Batch Jobs in Data Engineering

As a data engineer, batch jobs are your daily tools. Typical batch job tasks include:

ETL (Extract, Transform, Load): Pulling data from a source, transforming it, and loading it into a data warehouse.
Data cleaning: Removing duplicates, handling null values, formatting fields.
File processing: Reading and transforming large CSV, JSON, or Parquet files.
Scheduled analytics: Running predefined queries or reports every morning.
Backfilling data: Reprocessing historical data.

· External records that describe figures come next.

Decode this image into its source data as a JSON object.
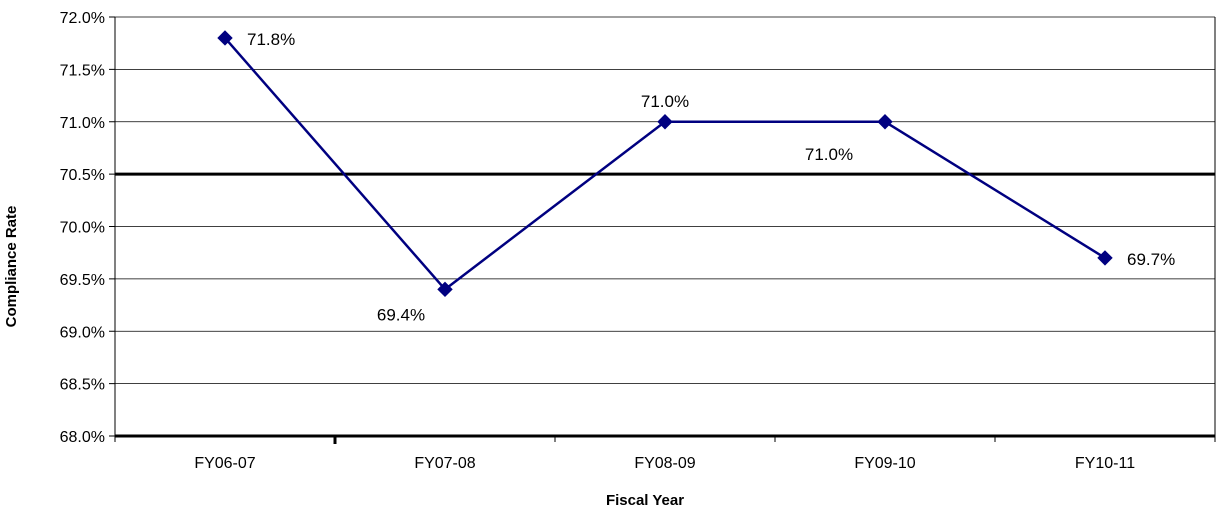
{
  "chart_data": {
    "type": "line",
    "title": "",
    "xlabel": "Fiscal Year",
    "ylabel": "Compliance Rate",
    "categories": [
      "FY06-07",
      "FY07-08",
      "FY08-09",
      "FY09-10",
      "FY10-11"
    ],
    "series": [
      {
        "values": [
          71.8,
          69.4,
          71.0,
          71.0,
          69.7
        ],
        "data_labels": [
          "71.8%",
          "69.4%",
          "71.0%",
          "71.0%",
          "69.7%"
        ],
        "color": "#000080",
        "marker": "diamond"
      }
    ],
    "reference_line": {
      "value": 70.5,
      "color": "#000000"
    },
    "ylim": [
      68.0,
      72.0
    ],
    "ytick_step": 0.5,
    "ytick_labels": [
      "68.0%",
      "68.5%",
      "69.0%",
      "69.5%",
      "70.0%",
      "70.5%",
      "71.0%",
      "71.5%",
      "72.0%"
    ],
    "grid": true,
    "legend": "none"
  }
}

Core Components of a Python Batch Job

A good batch job typically includes:

Scheduler/trigger – Defines when the job runs
Job script – The Python script that executes the logic
Error handling – Try/except blocks and retries
Logging – Track execution and failures
Notification – Email or Slack alerts
Monitoring – Track job status over time

Scheduling Tools

1. Cron (Linux/macOS)

Most simple batch jobs are scheduled using cron:

0 2 * * * /usr/bin/python3 /home/user/scripts/daily_etl.py

Runs the job every day at 2 AM.

2. Apache Airflow

A production-grade workflow orchestrator. Write workflows as DAGs (Directed Acyclic Graphs).

from airflow import DAG
from airflow.operators.python import PythonOperator
from datetime import datetime

def process_data():
    # Your batch logic here
    pass

dag = DAG('daily_job', start_date=datetime(2023, 1, 1), schedule_interval='@daily')
run_task = PythonOperator(task_id='run_batch', python_callable=process_data, dag=dag)

3. AWS Step Functions / EventBridge / Lambda

Cloud-native solution to schedule and chain batch processes.

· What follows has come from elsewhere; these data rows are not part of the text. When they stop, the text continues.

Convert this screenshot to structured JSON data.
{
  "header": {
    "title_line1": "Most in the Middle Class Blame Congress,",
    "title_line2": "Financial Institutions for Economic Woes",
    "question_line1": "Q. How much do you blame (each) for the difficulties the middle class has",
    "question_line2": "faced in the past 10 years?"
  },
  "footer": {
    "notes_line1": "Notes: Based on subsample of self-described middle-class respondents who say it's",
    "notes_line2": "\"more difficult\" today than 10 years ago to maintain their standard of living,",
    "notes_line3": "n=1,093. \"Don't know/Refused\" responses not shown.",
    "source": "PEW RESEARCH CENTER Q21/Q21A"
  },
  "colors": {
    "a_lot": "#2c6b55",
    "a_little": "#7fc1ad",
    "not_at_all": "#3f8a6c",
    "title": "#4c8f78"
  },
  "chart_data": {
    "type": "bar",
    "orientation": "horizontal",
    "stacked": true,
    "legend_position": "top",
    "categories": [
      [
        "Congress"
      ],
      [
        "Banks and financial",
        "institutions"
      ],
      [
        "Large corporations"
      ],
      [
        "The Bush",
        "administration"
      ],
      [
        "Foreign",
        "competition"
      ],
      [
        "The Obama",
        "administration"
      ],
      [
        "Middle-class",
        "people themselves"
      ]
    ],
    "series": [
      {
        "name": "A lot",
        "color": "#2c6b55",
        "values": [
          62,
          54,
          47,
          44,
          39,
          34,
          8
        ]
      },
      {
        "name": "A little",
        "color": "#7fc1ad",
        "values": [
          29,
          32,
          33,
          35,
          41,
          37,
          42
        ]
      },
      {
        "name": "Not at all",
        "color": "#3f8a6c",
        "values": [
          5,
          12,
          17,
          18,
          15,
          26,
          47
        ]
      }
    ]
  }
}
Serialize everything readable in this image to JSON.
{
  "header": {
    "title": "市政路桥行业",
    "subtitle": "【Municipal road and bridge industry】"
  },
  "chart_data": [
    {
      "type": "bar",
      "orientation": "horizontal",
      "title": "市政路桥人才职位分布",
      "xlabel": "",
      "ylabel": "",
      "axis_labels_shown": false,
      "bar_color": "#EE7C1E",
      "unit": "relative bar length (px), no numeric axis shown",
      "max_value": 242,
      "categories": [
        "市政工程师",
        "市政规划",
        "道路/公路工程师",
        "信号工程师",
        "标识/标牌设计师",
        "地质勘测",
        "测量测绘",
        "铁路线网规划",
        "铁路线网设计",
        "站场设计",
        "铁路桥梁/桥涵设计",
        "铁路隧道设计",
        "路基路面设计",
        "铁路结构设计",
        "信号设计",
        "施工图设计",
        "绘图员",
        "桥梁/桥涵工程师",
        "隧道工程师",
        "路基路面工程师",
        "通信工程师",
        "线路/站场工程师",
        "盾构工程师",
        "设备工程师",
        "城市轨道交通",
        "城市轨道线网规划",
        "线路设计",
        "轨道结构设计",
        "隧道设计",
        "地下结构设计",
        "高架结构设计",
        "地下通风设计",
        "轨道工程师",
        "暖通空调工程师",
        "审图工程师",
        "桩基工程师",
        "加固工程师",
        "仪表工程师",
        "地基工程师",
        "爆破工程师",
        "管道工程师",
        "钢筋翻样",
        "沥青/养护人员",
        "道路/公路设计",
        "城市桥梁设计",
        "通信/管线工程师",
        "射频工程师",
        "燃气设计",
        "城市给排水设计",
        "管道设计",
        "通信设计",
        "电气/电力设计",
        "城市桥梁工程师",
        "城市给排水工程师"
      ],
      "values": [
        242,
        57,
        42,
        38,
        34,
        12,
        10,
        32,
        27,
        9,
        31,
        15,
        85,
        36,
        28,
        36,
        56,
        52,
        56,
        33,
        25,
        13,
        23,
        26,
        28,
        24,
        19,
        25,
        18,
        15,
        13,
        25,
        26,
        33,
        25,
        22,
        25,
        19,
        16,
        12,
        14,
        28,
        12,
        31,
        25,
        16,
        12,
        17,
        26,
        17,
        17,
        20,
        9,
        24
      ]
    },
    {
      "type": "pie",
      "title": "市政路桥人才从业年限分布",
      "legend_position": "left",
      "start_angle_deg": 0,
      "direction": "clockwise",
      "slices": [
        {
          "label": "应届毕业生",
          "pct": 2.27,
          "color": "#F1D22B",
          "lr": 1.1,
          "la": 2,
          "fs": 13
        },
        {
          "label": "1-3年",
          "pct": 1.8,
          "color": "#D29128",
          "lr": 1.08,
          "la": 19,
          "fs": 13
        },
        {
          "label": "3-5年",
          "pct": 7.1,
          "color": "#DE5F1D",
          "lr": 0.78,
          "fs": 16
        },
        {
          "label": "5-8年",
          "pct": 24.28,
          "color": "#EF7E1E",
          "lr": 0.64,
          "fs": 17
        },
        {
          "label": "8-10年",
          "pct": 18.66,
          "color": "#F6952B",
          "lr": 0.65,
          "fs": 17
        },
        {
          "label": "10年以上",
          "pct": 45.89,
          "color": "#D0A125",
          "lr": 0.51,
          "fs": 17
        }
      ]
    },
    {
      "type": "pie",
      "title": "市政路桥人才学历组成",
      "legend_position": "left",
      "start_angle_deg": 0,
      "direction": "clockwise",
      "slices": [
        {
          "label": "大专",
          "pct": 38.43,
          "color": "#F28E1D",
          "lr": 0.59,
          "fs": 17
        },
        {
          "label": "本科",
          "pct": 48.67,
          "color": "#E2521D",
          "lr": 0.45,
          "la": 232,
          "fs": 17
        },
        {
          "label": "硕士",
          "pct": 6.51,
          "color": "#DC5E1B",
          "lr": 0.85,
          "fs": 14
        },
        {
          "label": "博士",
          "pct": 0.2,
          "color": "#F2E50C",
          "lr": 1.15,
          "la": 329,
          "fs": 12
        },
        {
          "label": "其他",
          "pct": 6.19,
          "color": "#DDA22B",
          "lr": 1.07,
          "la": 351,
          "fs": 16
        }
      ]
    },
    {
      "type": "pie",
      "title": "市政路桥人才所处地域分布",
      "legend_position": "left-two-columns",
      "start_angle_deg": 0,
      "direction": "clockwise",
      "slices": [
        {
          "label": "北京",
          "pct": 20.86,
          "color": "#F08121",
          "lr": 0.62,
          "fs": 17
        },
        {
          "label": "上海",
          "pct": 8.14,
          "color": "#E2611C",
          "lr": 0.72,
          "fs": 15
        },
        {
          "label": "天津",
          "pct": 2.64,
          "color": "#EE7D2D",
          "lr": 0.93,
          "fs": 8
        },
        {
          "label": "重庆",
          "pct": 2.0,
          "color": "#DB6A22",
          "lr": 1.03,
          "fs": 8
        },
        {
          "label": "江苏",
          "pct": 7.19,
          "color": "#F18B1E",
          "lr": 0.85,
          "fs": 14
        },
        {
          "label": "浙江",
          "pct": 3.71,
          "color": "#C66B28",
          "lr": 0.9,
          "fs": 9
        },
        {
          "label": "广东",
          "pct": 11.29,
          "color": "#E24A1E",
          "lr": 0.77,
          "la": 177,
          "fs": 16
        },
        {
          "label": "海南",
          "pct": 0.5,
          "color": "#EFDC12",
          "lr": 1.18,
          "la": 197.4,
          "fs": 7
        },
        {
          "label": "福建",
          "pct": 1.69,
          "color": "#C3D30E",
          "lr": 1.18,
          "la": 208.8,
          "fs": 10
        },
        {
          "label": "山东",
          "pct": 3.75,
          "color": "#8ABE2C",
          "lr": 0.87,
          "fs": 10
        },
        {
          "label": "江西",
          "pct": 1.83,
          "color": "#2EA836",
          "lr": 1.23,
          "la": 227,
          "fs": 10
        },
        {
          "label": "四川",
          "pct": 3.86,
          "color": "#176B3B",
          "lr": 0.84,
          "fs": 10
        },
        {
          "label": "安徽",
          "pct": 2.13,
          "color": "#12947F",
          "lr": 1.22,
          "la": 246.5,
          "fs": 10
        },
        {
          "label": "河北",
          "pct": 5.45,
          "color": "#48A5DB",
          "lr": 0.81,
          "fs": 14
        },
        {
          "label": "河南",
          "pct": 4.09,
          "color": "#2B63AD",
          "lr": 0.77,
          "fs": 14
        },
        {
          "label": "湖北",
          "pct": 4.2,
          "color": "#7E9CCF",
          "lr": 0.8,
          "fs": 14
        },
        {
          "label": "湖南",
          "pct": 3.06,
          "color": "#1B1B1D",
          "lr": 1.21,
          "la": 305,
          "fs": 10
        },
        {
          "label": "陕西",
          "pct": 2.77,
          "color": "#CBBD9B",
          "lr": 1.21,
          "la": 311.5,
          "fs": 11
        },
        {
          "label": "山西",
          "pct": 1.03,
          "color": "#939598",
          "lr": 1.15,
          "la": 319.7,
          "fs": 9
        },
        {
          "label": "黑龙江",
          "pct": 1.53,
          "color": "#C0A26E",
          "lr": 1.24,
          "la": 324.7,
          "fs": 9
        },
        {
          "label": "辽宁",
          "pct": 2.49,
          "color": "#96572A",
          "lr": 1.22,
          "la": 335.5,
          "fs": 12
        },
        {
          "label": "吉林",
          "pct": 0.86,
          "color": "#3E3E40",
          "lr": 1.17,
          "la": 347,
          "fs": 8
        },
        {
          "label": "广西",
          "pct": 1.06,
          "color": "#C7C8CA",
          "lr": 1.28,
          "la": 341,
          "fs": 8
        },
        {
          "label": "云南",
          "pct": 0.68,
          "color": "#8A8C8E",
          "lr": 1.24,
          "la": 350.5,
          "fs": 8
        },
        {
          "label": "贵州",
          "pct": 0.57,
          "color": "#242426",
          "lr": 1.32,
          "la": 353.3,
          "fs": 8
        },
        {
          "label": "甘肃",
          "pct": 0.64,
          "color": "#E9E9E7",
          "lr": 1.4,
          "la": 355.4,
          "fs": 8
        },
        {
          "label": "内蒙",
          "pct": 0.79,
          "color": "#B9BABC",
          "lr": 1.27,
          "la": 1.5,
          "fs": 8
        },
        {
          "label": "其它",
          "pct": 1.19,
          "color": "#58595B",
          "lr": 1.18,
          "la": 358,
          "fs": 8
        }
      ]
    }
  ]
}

Use Lambda to run small batch tasks
Use Step Functions to orchestrate multiple steps
Use EventBridge to schedule Lambda jobs

Writing a Batch Script in Python

import logging
from datetime import datetime
import pandas as pd
import requests

logging.basicConfig(filename='batch_job.log', level=logging.INFO)

URL = 'https://api.example.com/data'
FILENAME = f"data_{datetime.today().strftime('%Y%m%d')}.csv"

try:
    logging.info("Starting batch job")
    res = requests.get(URL)
    res.raise_for_status()
    data = res.json()
    df = pd.json_normalize(data)
    df.to_csv(FILENAME, index=False)
    logging.info(f"Data saved to {FILENAME}")
except Exception as e:
    logging.error("Batch job failed", exc_info=True)

Packaging and Dependencies

Use requirements.txt to keep your dependencies organized:

pandas
requests
boto3

Run your job inside a virtual environment:

python3 -m venv venv
source venv/bin/activate
pip install -r requirements.txt

Handling Errors and Retries

Wrap key blocks in try/except and optionally retry:

import time

retries = 3
for i in range(retries):
    try:
        response = requests.get(URL)
        response.raise_for_status()
        break
    except requests.RequestException as e:
        if i < retries - 1:
            time.sleep(5)
        else:
            raise e

Logging and Monitoring

Always log:

Start and end time
Any warnings or errors
Rows processed or files written

Use tools like:

CloudWatch Logs (AWS)
Datadog or Prometheus
ELK Stack (Elasticsearch + Logstash + Kibana)

Notifications

Alert on failure or success:

Email – Use SMTP
Slack – Use Slack Webhooks
AWS SNS – For cloud-native notifications

Best Practices

Use parameterized configs (YAML or JSON)
Keep your code modular and testable
Avoid hardcoded file paths or credentials
Retry and fail gracefully
Monitor job history and failures
Store logs and outputs in S3 or a shared directory
Use version control (Git) for scripts

Real-World Example: Batch Job for Weather Data

import requests
import pandas as pd
import time
from datetime import datetime

API_KEY = 'your_openweather_api_key'
CITY = 'New York'
URL = f"http://api.openweathermap.org/data/2.5/weather?q={CITY}&appid={API_KEY}"

try:
    print("Starting weather job")
    res = requests.get(URL)
    weather = res.json()
    df = pd.json_normalize(weather)
    df['timestamp'] = datetime.now()
    df.to_csv(f"weather_{CITY}.csv", index=False)
    print("Data saved.")
except Exception as e:
    print("Error fetching weather:", e)

Conclusion

Python makes it easy to build reliable batch jobs for your data engineering pipelines. Whether you’re working with cron, Airflow, or AWS services, the key is writing clean, modular code with solid error handling and monitoring. With this guide, you now have a strong foundation to build and scale your own batch processing workflows.